Выбрать главу

Максим произнес что-то неразборчивое, и Дарима посмотрела на рисунок. Там был изображен безногий старик с гармошкой. Он частенько играл на рынке в Печицах. Просто так играл, без выставленной на асфальт шапки. Если прохожие и одаривали инвалида мелочью, он принимал подношение с достоинством. Но Дариме всегда казалось, что больше денег он любил, когда дети танцевали под его вальсы.

Дальше шли пейзажи: бело-розовые пионы, парк под моросящим дождем, уходящее за морской горизонт солнце, бьющий клювом по заиндевевшей луже голубь...

И снова портрет. На этот раз продавщицы, чей ларек размещался у станции метро «Кировская». Про себя Дарима звала ее «овощной Снегурочкой» за голубую шапочку с белесыми косичками, с которой та не расставалась. Вроде бы, кроме смешного головного убора, в женщине не было ничего особенного, но птичьим наклоном головы и тонким голоском она напоминала Дариме ее первую учительницу, Валентину Иосифовну.

От последнего рисунка сердце Даримы рухнуло вниз и застучало уже где-то в животе. «Как, как он мог попасть сюда? — недоумевала она и сама же себе ответила: — Так я же не глядя сгребла все с холодильника и сунула в пакет. Боже, что он подумает?..» А Максим, слегка сдвинув брови, изучал карандашный набросок бритого мужчины с прямым тяжеловатым взглядом...

— Похож, — негромко сказала Татьяна, которая не дождалась своей очереди и заглянула через локоть Максима. — Вы действительно хорошо рисуете. С чувством, но без лести.

— Спасибо, — с трудом поблагодарила Дарима.
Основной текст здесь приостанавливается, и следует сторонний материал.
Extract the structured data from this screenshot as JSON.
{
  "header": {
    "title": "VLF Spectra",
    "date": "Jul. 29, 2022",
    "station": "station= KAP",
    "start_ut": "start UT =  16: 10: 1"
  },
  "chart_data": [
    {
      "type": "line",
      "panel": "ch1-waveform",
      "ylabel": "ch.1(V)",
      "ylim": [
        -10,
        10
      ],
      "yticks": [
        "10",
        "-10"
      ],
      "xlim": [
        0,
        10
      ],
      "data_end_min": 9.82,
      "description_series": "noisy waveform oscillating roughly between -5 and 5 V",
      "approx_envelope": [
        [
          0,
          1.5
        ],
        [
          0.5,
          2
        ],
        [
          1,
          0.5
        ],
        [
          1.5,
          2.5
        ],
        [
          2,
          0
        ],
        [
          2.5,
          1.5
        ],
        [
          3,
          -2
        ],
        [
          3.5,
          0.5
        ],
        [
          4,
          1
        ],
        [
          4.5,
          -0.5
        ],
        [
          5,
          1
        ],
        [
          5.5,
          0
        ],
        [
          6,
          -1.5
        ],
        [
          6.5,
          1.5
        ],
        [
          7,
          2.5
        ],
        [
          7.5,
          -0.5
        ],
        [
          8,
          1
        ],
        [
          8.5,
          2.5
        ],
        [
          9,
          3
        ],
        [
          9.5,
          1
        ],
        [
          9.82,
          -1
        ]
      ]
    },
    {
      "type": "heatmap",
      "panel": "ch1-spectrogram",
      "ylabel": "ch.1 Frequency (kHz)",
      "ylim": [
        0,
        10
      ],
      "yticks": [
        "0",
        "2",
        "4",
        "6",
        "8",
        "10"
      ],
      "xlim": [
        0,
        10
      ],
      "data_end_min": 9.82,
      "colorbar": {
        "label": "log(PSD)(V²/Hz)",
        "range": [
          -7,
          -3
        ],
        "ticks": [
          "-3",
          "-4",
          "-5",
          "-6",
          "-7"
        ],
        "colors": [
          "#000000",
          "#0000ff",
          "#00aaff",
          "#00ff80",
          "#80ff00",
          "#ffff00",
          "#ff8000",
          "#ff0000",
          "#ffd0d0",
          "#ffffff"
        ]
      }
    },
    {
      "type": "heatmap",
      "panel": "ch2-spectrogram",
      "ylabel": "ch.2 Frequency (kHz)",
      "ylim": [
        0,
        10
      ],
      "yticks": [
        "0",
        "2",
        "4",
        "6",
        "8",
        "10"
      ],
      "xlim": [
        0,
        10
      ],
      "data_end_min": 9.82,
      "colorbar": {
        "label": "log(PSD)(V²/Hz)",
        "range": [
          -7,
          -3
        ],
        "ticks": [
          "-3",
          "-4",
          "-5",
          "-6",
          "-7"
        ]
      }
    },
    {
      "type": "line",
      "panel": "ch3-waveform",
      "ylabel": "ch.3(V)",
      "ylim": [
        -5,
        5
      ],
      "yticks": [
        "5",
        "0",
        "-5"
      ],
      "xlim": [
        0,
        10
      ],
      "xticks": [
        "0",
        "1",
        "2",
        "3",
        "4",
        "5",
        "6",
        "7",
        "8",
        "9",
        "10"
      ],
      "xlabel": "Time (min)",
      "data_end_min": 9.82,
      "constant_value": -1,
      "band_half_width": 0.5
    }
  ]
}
Она мялась на месте, не решаясь поднять глаза на молчавшего Максима, который не выпускал злосчастный лист из рук. Потом сложила просмотренные рисунки, горкой лежавшие на столе, и обратилась к Татьяне:

— Завтра же я переговорю с моим директором и сообщу, сразу он меня отпустит или придется отрабатывать какое-то время.

— Не волнуйтесь, я подожду. Счастливо.

Максим догнал Дариму уже на лестнице и опустил в пакет свое изображение.

— Какой-то я у тебя мрачный получился. Надо почаще улыбаться. Ну что, поздравляю с новой работой. Кстати, в машине подарок.

Падал снег, и не мелкими снежинками, а настоящими хлопьями, лохматыми и пушистыми, как состриженная шерсть.

Чтобы прогреть остывший салон, Максим завел двигатель и с заднего сиденья взял голубую папку. Резинка щелкнула по пластику, и из-под аккуратно сложенных бумаг выскользнула связка ключей, знакомых Дариме каждой зазубринкой.

— Не может быть... Откуда?.. Как же...

— Здесь все: договор приватизации, техпаспорт, свидетельство о праве собственности на квартиру, но оно уже бесполезно, так как с лета ввели выписки из ЕГРПа — реестра прав, еще твой диплом, школьный аттестат... — Максим быстро переворачивал страницы. — Нет только завещания, но я не уверен, что мама Нина вообще составила его. В любом случае, это легко проверить, сделав запрос в нотариальные конторы Печиц. Что касается Владимира... Он на свободе. Можно попытаться посадить его, но, к сожалению, тогда не обойтись без эксгумации тела мамы Нины.

— Нет, я не смогу...

— Как скажешь. Значит, пусть ползает. Главное, бояться его больше не нужно, слышишь? Ни он, ни кто-то другой не приблизится к тебе и на метр.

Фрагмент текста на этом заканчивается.